将视觉语言模型（VLMs）集成到医学成像中，推动了从特定任务系统向能够在不同临床领域进行零次和少次推理的通才基础模型（FMs）的范式转变。本文提出了一个全面的以模型为中心的分类法，将超过135项研究分为三个关键的发展阶段：(1)特定任务的vlm，(2)模块化/基于适配器/即时调整的vlm，以及(3)基础模型。我们系统地评估了关于建筑创新、学习范例、临床应用和评估指标的每一个类别。我们的分析表明，多模态对比学习、快速工程和基于可扩展变压器的架构的最新进展显著提高了医疗人工智能的通用性、数据效率和多模态可解释性。此外，我们综合了文献计量学趋势，并通过基于prisma的系统综述描述了方法的转变。这篇综述文章最后讨论了这些挑战，并为开发临床可靠、数据高效和通用的vlm提供了路线图，强调了它们在提高医疗保健中的诊断准确性、工作流自动化和决策支持方面的变革潜力。

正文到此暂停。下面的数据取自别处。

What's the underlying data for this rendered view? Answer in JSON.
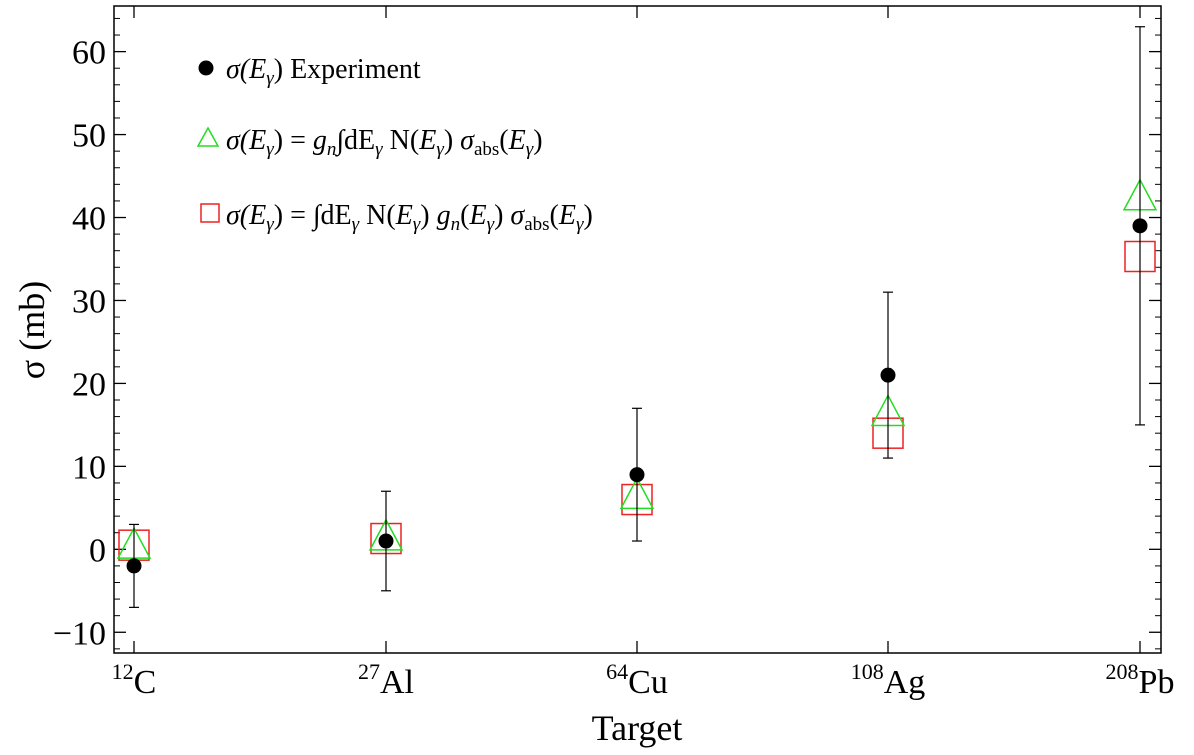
{
  "chart_data": {
    "type": "scatter",
    "title": "",
    "xlabel": "Target",
    "ylabel": "σ (mb)",
    "ylim": [
      -12.5,
      65.5
    ],
    "y_ticks": [
      -10,
      0,
      10,
      20,
      30,
      40,
      50,
      60
    ],
    "y_tick_labels": [
      "−10",
      "0",
      "10",
      "20",
      "30",
      "40",
      "50",
      "60"
    ],
    "categories": [
      {
        "mass": "12",
        "element": "C"
      },
      {
        "mass": "27",
        "element": "Al"
      },
      {
        "mass": "64",
        "element": "Cu"
      },
      {
        "mass": "108",
        "element": "Ag"
      },
      {
        "mass": "208",
        "element": "Pb"
      }
    ],
    "grid": false,
    "legend_position": "top-left",
    "series": [
      {
        "key": "experiment",
        "marker": "filled-circle",
        "color": "#000000",
        "values": [
          -2,
          1,
          9,
          21,
          39
        ],
        "error_low": [
          -7,
          -5,
          1,
          11,
          15
        ],
        "error_high": [
          3,
          7,
          17,
          31,
          63
        ]
      },
      {
        "key": "gn_constant",
        "marker": "open-triangle",
        "color": "#22dd22",
        "values": [
          0.5,
          1.5,
          6.5,
          16.5,
          42.5
        ]
      },
      {
        "key": "gn_energy_dependent",
        "marker": "open-square",
        "color": "#ee2222",
        "values": [
          0.5,
          1.3,
          6,
          14,
          35.3
        ]
      }
    ],
    "legend": [
      {
        "series": "experiment",
        "parts": [
          [
            "σ(",
            "i"
          ],
          [
            "E",
            "i"
          ],
          [
            "γ",
            "i-sub"
          ],
          [
            ")  Experiment",
            "n"
          ]
        ]
      },
      {
        "series": "gn_constant",
        "parts": [
          [
            "σ(",
            "i"
          ],
          [
            "E",
            "i"
          ],
          [
            "γ",
            "i-sub"
          ],
          [
            ") = ",
            "n"
          ],
          [
            "g",
            "i"
          ],
          [
            "n",
            "i-sub"
          ],
          [
            "∫dE",
            "n"
          ],
          [
            "γ",
            "i-sub"
          ],
          [
            " N(",
            "n"
          ],
          [
            "E",
            "i"
          ],
          [
            "γ",
            "i-sub"
          ],
          [
            ") ",
            "n"
          ],
          [
            "σ",
            "i"
          ],
          [
            "abs",
            "sub"
          ],
          [
            "(",
            "n"
          ],
          [
            "E",
            "i"
          ],
          [
            "γ",
            "i-sub"
          ],
          [
            ")",
            "n"
          ]
        ]
      },
      {
        "series": "gn_energy_dependent",
        "parts": [
          [
            "σ(",
            "i"
          ],
          [
            "E",
            "i"
          ],
          [
            "γ",
            "i-sub"
          ],
          [
            ") = ∫dE",
            "n"
          ],
          [
            "γ",
            "i-sub"
          ],
          [
            " N(",
            "n"
          ],
          [
            "E",
            "i"
          ],
          [
            "γ",
            "i-sub"
          ],
          [
            ") ",
            "n"
          ],
          [
            "g",
            "i"
          ],
          [
            "n",
            "i-sub"
          ],
          [
            "(",
            "n"
          ],
          [
            "E",
            "i"
          ],
          [
            "γ",
            "i-sub"
          ],
          [
            ") ",
            "n"
          ],
          [
            "σ",
            "i"
          ],
          [
            "abs",
            "sub"
          ],
          [
            "(",
            "n"
          ],
          [
            "E",
            "i"
          ],
          [
            "γ",
            "i-sub"
          ],
          [
            ")",
            "n"
          ]
        ]
      }
    ]
  }
}
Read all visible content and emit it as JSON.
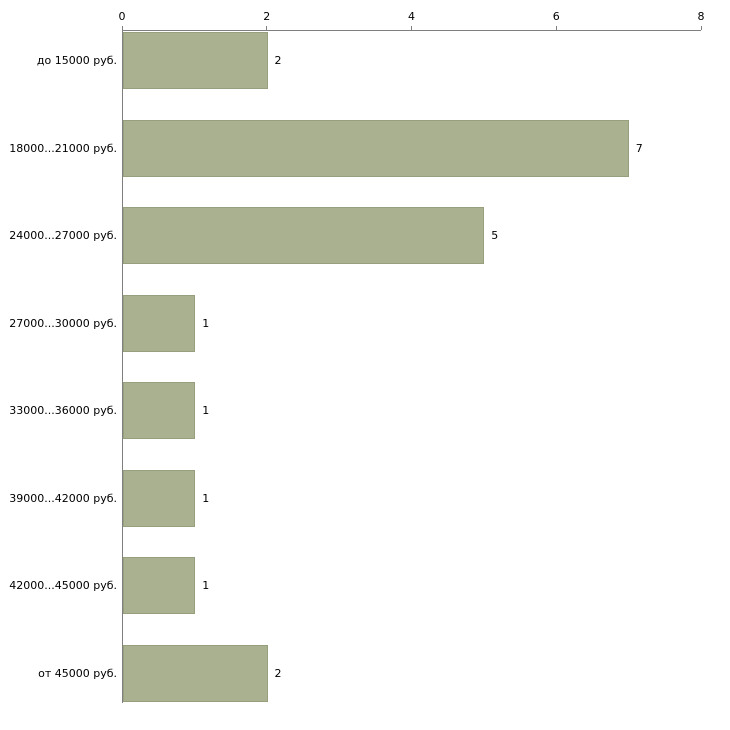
{
  "chart_data": {
    "type": "bar",
    "orientation": "horizontal",
    "title": "",
    "xlabel": "",
    "ylabel": "",
    "categories": [
      "до 15000 руб.",
      "18000...21000 руб.",
      "24000...27000 руб.",
      "27000...30000 руб.",
      "33000...36000 руб.",
      "39000...42000 руб.",
      "42000...45000 руб.",
      "от 45000 руб."
    ],
    "values": [
      2,
      7,
      5,
      1,
      1,
      1,
      1,
      2
    ],
    "xlim": [
      0,
      8
    ],
    "x_ticks": [
      0,
      2,
      4,
      6,
      8
    ],
    "grid": false,
    "legend": false,
    "value_labels": true,
    "colors": {
      "bar_fill": "#a9b191",
      "bar_border": "#97a07d",
      "axis": "#7f7f7f",
      "text": "#000000",
      "background": "#ffffff"
    }
  }
}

本文章由计算机程序翻译，如有差异，请以英文原文为准。

查看原文本刊更多论文

From task-specific to foundation models: A paradigm shift in medical vision-language analysis

Integrating vision-language models (VLMs) into medical imaging drives a paradigm shift from task-specific systems toward generalist foundation models (FMs) capable of zero-shot and few-shot reasoning across diverse clinical domains. This review presents a comprehensive model-centric taxonomy, categorizing over 135 studies into three key developmental stages: (1) task-specific VLMs, (2) modular/adapter-based/prompt-tuned VLMs, and (3) foundation models. We systematically assess each category regarding architectural innovations, learning paradigms, clinical applications, and evaluation metrics. Our analysis reveals that the recent advances in multimodal contrastive learning, prompt engineering, and scalable transformer-based architectures significantly enhance generalizability, data efficiency, and multimodal interpretability in medical AI. Furthermore, we synthesize bibliometric trends and delineate methodological transitions through a PRISMA-based systematic review. This review article concludes with a discussion on the challenges and provides a roadmap for developing clinically reliable, data-efficient, and versatile VLMs, highlighting their transformative potential for improving diagnostic accuracy, workflow automation, and decision support in healthcare.

求助全文

通过发布文献求助，成功后即可免费获取论文全文。去求助

来源期刊

Computer Science Review Computer Science-General Computer Science

CiteScore

32.70

自引率

0.00%

发文量

审稿时长

51 days

期刊介绍： Computer Science Review, a publication dedicated to research surveys and expository overviews of open problems in computer science, targets a broad audience within the field seeking comprehensive insights into the latest developments. The journal welcomes articles from various fields as long as their content impacts the advancement of computer science. In particular, articles that review the application of well-known Computer Science methods to other areas are in scope only if these articles advance the fundamental understanding of those methods.